En la carcajeante película Los ladrones del tiempo de Terry Gillian, un exageradamente bajito Napoleón insulta y agrede a sus generales llamándoles 'monstruos despreciables' debido a su altura. Franco también era bajito, aunque no consta que insultara a sus generales. Más bien los enviaba al frente para que murieran y no le hicieran la competencia o los mandaba para que se estrellaran en un siempre discreto accidente de avioneta. Hitler tampoco destacaba precisamente por su altura. Pero todos estos gobernantes bajitos con malas pulgas parecen meros aficionamos si los comparamos con ese dictador bajito y gordito norcoreano, el tercero de su estirpe familiar, que, si no fuera porque da mucho miedo, daría mucha risa.

Es cierto que el tal Kim Yong Un tiene pinta de loco, y es bajito. Nada que ver con el apelativo de locos bajitos con el que cariñosamente nos referimos al común de los niños. Este bajito parece estar realmente como un cencerro. Aunque hay sesudos analistas que afirman que su estrategia no deja de ser altamente racional, si analizamos las escasas opciones que cuenta su régimen para seguir detentando el poder.

La lógica racional de su argumento me recuerda el chiste del señor que va haciendo palmas por la calle. Cuando le preguntan por qué lo hace, responde: para espantar a los elefantes. Y cuando el sorprendido viandante le responde que no hay ningún elefante, el individuo en cuestión replica: ¡claro, porque yo los estoy espantando! Según el loco bajito norcoreano, desarrollar el arma nuclear es la única forma de no ser invadido por el imperio enemigo. Y cuando los norteamericanos amenazan con bombardearlo si siguen expandiendo su capacidad nuclear, él responde: ¡por eso necesito fabricar más armas nucleares, porque de lo contrario me atacarían!

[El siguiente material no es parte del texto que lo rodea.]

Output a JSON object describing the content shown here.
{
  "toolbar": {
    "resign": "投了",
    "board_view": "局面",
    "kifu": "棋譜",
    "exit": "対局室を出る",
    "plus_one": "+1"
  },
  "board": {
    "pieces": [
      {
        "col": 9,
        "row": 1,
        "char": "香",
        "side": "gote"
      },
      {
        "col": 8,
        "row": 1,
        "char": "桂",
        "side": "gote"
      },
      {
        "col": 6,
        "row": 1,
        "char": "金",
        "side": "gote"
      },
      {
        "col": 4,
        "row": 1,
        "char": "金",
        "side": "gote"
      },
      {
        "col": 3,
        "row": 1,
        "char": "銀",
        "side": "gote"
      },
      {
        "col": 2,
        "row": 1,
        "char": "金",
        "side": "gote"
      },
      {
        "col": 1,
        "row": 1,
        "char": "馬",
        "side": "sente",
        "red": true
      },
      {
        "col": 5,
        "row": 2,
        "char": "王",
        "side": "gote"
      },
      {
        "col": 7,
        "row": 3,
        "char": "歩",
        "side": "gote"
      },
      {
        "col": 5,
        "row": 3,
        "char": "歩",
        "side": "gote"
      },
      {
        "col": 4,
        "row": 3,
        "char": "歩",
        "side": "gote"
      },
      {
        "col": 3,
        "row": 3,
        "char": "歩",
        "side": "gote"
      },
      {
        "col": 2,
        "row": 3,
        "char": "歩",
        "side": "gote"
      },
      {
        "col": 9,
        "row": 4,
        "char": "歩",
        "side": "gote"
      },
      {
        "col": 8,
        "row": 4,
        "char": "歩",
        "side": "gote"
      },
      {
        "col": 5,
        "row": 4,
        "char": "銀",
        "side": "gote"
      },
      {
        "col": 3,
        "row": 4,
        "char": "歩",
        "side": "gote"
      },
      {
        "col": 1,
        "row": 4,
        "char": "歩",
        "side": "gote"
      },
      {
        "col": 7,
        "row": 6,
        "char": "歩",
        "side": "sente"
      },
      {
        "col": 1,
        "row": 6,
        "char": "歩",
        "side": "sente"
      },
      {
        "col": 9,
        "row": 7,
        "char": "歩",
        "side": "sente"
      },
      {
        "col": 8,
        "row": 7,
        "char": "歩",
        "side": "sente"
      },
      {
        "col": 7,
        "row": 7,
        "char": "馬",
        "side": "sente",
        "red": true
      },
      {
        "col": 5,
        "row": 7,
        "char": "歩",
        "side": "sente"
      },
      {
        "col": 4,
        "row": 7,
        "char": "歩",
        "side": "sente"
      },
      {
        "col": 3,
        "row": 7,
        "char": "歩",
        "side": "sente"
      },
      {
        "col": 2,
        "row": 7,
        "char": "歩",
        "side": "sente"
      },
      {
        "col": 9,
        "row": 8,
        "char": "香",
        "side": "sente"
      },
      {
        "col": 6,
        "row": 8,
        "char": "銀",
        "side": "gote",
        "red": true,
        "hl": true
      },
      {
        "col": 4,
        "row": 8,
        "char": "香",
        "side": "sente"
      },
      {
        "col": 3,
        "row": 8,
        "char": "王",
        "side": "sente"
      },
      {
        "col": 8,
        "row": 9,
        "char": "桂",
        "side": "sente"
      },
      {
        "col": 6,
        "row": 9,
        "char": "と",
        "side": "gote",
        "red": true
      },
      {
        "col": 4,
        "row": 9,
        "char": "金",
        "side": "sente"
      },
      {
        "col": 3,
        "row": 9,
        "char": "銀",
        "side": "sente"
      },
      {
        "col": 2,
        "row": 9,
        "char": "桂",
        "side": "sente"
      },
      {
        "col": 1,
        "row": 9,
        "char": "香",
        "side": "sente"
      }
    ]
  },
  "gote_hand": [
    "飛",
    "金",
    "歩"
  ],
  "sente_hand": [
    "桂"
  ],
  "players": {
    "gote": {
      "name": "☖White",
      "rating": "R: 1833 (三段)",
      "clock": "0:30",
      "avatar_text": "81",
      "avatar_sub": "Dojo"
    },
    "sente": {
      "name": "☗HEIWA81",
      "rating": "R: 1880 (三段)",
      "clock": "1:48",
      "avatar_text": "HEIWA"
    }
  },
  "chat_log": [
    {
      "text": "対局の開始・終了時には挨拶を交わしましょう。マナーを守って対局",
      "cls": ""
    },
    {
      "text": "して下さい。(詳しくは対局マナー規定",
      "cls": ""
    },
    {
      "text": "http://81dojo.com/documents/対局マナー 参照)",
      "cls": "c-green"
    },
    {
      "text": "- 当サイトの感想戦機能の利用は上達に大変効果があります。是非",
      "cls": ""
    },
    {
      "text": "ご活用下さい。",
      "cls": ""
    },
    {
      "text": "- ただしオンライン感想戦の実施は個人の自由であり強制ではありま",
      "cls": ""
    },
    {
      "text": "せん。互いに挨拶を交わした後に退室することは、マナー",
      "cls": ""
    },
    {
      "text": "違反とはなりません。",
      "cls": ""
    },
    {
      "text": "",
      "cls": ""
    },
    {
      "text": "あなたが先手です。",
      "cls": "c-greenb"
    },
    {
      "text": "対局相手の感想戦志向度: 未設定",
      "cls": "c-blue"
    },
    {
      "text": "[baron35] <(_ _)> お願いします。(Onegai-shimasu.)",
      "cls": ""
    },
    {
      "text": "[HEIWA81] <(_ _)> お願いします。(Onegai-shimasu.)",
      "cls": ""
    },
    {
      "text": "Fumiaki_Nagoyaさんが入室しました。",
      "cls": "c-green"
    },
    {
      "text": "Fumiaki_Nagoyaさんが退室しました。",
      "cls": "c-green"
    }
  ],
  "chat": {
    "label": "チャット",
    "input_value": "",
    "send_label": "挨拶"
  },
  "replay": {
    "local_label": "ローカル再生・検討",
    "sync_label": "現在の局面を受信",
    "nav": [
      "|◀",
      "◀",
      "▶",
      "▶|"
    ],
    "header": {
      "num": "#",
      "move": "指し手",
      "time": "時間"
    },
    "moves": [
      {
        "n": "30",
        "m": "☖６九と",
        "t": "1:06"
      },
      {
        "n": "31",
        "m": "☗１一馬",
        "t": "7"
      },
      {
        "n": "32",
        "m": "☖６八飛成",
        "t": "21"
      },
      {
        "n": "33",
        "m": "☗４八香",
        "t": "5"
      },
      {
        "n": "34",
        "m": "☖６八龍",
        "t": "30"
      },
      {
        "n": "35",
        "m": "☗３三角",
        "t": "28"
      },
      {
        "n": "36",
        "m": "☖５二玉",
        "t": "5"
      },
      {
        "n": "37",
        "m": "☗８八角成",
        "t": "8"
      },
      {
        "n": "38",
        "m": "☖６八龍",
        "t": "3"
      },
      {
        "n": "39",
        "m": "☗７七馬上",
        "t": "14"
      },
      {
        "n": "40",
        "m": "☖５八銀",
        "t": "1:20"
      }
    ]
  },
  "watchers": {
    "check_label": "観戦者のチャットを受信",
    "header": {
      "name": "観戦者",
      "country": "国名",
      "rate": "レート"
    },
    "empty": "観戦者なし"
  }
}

Una lógica infernal que está detrás de muchas de las grandes guerras que ha habido en la historia, que se plantean como un movimiento defensivo para evitar ser atacado y destruido antes de poder responder. Kissinger elaboró la teoría del 'gobernante loco', cuya reacción imprevisible atemoriza a sus contrincantes, incapaces de actuar al carecer de la certeza que proporciona una reacción medida y racional. De ahí a la doctrina MAD (que significa loco en inglés), o Mutual Assured Destruction (destrucción mutua asegurada), va un paso muy corto, estratégicamente hablando.

El problema es cuando dos locos se enfrentan en una situación dada. Trump no es un loco, pero es lo más parecido a un loco que tenemos entre los gobernantes accidentales. El problema es que este medio loco tiene el control del mayor arsenal nuclear del mundo, y de también de la mayor maquinaria militar convencional. Así que, aunque las posibilidades de que actúe como un loco completo son escasas, las posibles consecuencias son terribles. Un pequeño porcentaje de un daño gordo, es muy gordo.

La lógica de los militares sensatos norteamericanos, que afortunadamente dominan el staff de Defensa del presidente, es que los chinos se encargarán de controlar a su perro faldero, que más bien parece un perro presa canario asesino. El problema es que, para un estamento ferozmente nacionalista como el del Ejército Chino, la baza de la amenaza norcoreana es demasiado atractiva como para renunciar a ella de un plumazo.

Los bajitos con tendencias dictatoriales y con propensión a la locura tienen su correspondiente contrapeso en dirigentes de elevada estatura. Como cuenta un libro sobre reclutamiento que estoy leyendo, es difícil sustraerse al encanto de los hombres altos. Nosotros contamos, afortunadamente, con un Rey de casi dos metros, que encandila a todo el mundo por las buenas vibraciones que transmite a su alrededor y a través de la pantalla. Su padre, el Rey Juan Carlos, también era alto y también era un seductor. Es una suerte la nuestra, la monarquía de hombres altos, que apenas nos merecemos, y una mala suerte indudable para todos los nacionalistas que pueblan nuestra curtida piel de toro. Si solo hubieran tenido enfrente a un monarca bajito y enloquecido, estarían tocando el cielo de su independencia con la punta de los dedos.